Not that biologists do science by committee. No, that particular joy is reserved for matters of great importance, like: Which useless balls of rock get to be called planets?
So now Pluto's a "dwarf planet." Whatever that means. Along with Ceres, Xena, and a few other things I can't remember. Anything round is a dwarf planet, particularly. To be a proper planet, it's also got to clear it's own neighborhood, whatever that means, and be orbiting a star. (And only a star.) Check it out.

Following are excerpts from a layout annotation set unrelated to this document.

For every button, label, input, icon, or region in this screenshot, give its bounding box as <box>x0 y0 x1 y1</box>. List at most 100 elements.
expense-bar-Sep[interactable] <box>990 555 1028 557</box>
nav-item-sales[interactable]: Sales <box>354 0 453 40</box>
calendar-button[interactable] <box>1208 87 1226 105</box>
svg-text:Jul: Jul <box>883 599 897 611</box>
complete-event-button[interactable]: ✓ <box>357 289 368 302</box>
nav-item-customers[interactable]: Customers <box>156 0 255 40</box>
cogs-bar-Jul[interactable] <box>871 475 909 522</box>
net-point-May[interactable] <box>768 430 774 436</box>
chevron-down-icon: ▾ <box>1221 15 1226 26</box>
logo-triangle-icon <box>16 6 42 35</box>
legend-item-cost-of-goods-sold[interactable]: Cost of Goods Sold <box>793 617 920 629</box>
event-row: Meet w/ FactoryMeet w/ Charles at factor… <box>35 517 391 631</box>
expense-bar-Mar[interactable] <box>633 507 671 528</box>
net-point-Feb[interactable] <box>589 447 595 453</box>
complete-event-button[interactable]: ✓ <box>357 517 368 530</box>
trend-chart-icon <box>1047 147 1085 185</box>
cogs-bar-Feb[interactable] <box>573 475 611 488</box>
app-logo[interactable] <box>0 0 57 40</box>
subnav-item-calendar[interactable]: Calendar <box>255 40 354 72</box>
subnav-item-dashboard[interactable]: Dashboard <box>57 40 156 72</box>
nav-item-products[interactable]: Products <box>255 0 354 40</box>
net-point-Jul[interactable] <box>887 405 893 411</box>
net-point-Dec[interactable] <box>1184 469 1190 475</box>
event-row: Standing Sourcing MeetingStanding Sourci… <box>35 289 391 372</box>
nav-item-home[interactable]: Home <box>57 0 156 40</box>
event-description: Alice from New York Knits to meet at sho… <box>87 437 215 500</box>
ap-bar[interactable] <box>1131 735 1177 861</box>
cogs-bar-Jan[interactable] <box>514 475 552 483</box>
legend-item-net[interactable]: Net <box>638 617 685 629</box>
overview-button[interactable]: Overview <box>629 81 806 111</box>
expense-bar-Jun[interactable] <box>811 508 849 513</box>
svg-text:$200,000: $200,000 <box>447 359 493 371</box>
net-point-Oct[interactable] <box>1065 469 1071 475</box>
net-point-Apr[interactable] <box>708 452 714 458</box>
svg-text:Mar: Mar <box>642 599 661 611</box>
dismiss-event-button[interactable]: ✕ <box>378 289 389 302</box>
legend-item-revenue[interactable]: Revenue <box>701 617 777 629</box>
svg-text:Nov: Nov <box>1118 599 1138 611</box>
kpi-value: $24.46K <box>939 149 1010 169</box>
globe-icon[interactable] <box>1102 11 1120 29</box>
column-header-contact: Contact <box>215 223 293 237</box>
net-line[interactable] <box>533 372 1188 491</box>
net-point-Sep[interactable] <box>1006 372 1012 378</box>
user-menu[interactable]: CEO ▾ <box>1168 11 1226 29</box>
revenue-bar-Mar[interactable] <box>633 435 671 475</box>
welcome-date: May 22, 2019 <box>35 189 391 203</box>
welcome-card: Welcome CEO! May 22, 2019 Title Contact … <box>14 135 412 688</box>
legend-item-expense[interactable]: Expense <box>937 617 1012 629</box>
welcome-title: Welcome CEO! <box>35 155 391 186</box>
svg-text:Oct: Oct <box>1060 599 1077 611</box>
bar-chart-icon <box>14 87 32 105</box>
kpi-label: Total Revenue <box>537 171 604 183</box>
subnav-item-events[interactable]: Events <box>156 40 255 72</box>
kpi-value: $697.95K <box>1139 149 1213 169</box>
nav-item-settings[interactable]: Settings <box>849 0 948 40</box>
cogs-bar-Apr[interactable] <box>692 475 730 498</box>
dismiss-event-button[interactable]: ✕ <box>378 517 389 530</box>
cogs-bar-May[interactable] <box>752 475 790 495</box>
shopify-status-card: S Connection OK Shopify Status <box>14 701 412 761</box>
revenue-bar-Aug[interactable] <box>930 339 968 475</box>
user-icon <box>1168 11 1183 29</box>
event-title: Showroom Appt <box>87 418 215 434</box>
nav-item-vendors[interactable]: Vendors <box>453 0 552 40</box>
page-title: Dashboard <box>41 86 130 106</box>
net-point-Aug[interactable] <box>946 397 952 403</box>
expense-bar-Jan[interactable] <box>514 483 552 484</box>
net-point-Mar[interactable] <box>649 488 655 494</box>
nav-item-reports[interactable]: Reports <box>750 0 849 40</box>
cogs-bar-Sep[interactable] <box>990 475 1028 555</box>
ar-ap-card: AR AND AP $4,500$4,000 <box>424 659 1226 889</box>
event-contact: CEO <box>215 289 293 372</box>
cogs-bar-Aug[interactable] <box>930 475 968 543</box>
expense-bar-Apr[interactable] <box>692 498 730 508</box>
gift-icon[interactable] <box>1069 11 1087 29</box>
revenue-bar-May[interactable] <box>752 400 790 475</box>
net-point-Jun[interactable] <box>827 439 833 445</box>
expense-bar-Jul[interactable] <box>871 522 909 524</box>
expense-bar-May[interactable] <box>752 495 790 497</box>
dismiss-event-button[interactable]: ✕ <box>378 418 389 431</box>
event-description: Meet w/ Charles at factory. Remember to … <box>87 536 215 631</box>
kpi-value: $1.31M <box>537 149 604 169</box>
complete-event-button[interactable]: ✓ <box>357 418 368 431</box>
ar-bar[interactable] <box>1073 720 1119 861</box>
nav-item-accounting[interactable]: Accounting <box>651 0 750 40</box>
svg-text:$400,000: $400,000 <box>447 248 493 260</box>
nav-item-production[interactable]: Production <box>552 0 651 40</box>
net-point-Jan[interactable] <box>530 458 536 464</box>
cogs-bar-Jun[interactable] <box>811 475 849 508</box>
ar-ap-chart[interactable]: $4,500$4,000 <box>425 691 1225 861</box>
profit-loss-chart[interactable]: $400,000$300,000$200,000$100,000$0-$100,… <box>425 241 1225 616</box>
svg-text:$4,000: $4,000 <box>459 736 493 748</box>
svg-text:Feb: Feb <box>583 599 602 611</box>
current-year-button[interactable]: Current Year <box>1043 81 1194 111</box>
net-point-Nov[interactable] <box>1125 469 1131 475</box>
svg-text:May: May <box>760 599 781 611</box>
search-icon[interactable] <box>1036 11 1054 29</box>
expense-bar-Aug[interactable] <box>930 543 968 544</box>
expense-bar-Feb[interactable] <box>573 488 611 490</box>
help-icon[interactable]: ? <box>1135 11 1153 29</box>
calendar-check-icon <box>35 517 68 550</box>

What I like particularly in this is this gem, from a Mr. Mike Brown:
"The analogy that I always like to use is the word "continent". You know, the word "continent" has no scientific definition ... they're just cultural definitions, and I think the geologists are wise to leave that one alone and not try to redefine things so that the word "continent" has a big, strict definition."Great, great. Except that, guess what, they aren't discovering new continents!
We need some sort of a definition of planet, so we can keep the riff-raff out of the club, and so we know what to call the various extra-solar objects we might find in future examinations of the stars. Honestly, I don't think Pluto should have ever gotten into the club in the first place. It's strange, got a funky orbit, and although it seems to be a relatively interesting and important object, being one of the larger things in that part of the Kuiper Belt, it doesn't really muster up the way the other eight do.
But that's beside the point. There's just not a whole lot of use to having a big conference, like that's going to decide anything. This'll get worked out the same way everything in science gets worked out: arguing. Possibly with some name calling, and public vilification. (The world of science is nasty place.) Not with committees.
On the other hand, this will get the astrologists all frazzled, so it can't be that bad.